# How to read serial port by multiple applications and get all the data in both?



## PKraszewski (Dec 20, 2019)

I'm working with a GPS receiver that is visible as a serial device. I have successfully attached it as the source to `ntpd`, which is the main goal.

Now I need to add some sort of state monitoring (I've already written an app that reads GPS stream and displays various quality stats to `LCDd`). The problem is that these applications steal each other's data: `ntpd` starts first and gets most of the stream (which is good) and monitoring app gets just scraps of the data (which is bad).

I can:

Write a simple application that opens GPS and passes the data to a pair (or more) Unix streams (sort of device-wise `tee`)
Modify my app to create additional socket to pass copy of data there.
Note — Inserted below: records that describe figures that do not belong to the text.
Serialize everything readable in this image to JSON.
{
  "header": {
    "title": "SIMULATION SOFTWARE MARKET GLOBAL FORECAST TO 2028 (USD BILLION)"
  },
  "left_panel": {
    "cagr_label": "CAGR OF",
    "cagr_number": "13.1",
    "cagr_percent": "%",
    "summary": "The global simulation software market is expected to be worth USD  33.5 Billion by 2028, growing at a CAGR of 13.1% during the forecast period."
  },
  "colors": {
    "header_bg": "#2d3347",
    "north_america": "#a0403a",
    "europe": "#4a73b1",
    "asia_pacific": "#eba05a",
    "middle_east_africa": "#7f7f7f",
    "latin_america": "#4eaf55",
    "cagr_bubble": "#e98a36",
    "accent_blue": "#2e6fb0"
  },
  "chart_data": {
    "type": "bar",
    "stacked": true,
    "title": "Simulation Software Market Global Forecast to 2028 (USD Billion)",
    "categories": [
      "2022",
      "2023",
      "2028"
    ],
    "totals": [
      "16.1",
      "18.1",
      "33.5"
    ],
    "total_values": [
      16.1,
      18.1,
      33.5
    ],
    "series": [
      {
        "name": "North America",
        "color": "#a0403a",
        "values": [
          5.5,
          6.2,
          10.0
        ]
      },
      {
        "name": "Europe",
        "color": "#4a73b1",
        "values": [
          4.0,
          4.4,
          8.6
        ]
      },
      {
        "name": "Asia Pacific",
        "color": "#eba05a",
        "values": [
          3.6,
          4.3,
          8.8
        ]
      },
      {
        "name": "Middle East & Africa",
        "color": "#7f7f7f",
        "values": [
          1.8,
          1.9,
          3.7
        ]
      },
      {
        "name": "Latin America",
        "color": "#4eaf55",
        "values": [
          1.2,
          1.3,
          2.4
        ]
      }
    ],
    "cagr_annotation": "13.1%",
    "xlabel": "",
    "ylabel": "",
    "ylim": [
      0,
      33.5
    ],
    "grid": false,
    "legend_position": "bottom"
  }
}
Which looks like an ugly hack and I'm not sure what happens, when ntpd will start with missing gps device that will appear later.
My question is: Is there either a ready command to split character device into two, with copy of the stream in each or is there any ioctl/open flag that will tell apps to _read, don't steal_ data?


----------



## roper (Dec 23, 2019)

Couldn't you use named pipes along with tee? Something like
`mkfifo stream0 stream1`
`tee stream0 stream1 < /dev/cuau0 > /dev/null &`
Then give ntpd stream0 and LCDd stream1.


----------